The Executive Branch has undertaken a number of initiatives to identify solutions to the US patent problems. One of the (obvious) focuses is on patent trolls – DOJ/FTC PAE Seminar. One of the newest initiatives is the possibility of a patent small claims court. Last month, the PTO sought public comment on the potential value of a patent small claims court. A small claims court focuses a number of significant hurdles (likely why it never got traction when it was considered twenty years ago):
- To be cost effective, there could not be a jury, raising 7th amendment implications.
- Would appeals go to the Federal Circuit or the district court? Either run the risk of increasing the costs and swallowing the cost-savings of a small claims court.
- How are damages limits set to encourage participation without allowing plaintiffs to easily avoid small claims?
- Limiting discovery to generate the necessary cost savings and speed to resolution.
- Does the small claims court reside in the already overburdened district courts, presided over by already overburdened magistrate judges?

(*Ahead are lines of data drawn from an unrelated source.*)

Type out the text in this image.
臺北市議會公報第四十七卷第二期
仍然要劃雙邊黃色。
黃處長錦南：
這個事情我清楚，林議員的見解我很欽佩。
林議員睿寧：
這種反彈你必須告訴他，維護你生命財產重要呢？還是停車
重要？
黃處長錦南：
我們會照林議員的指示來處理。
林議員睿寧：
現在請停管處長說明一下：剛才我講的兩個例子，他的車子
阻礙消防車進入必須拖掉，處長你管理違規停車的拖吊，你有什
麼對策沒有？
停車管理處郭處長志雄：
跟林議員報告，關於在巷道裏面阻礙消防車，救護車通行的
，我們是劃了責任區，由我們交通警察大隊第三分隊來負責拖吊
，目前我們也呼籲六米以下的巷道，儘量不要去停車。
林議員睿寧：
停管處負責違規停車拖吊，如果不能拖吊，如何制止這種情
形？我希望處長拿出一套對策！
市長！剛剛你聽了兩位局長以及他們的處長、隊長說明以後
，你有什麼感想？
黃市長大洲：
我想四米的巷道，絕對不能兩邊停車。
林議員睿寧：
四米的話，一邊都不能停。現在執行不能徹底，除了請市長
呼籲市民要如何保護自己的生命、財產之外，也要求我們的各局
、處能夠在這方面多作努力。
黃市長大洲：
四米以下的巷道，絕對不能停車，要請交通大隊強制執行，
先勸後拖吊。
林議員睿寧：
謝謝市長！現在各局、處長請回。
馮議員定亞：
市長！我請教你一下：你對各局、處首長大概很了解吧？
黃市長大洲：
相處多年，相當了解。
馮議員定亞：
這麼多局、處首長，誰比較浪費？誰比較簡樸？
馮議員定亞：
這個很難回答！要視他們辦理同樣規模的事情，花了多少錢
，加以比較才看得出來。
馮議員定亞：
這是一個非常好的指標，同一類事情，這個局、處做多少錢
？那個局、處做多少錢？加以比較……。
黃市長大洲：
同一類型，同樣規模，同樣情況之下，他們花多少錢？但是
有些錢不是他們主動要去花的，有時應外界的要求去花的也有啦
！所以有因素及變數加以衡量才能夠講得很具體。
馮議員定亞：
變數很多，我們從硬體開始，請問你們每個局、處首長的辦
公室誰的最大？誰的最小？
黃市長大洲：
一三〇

Or does the small claims court reside in the already overburdened PTO?
Putting aside the procedural complexities, the big question for retailers is whether a patent small claims court would help solve their patent troll problem. The answer is not perfectly clear, but there is promise in the idea:
- It could significantly reduce both discovery and trial costs – the two largest costs in patent litigation.
- The average time to trial could be reduced by years.
- Reduced cost and reduced time to resolution – presumably following from reduced time to trial – reduces retailers’ risk.
- Reduced risk levels the playing field and allows retailers to make business decisions based more on a cases’ merits than on just the cost of defense.
The reduced costs/risks are attractive. But what any retailer really wants is a solution to the problem, not just a reduction in its size. That raises the issue that legal answers cannot adequately resolve market–based problems, even if they can reduce them.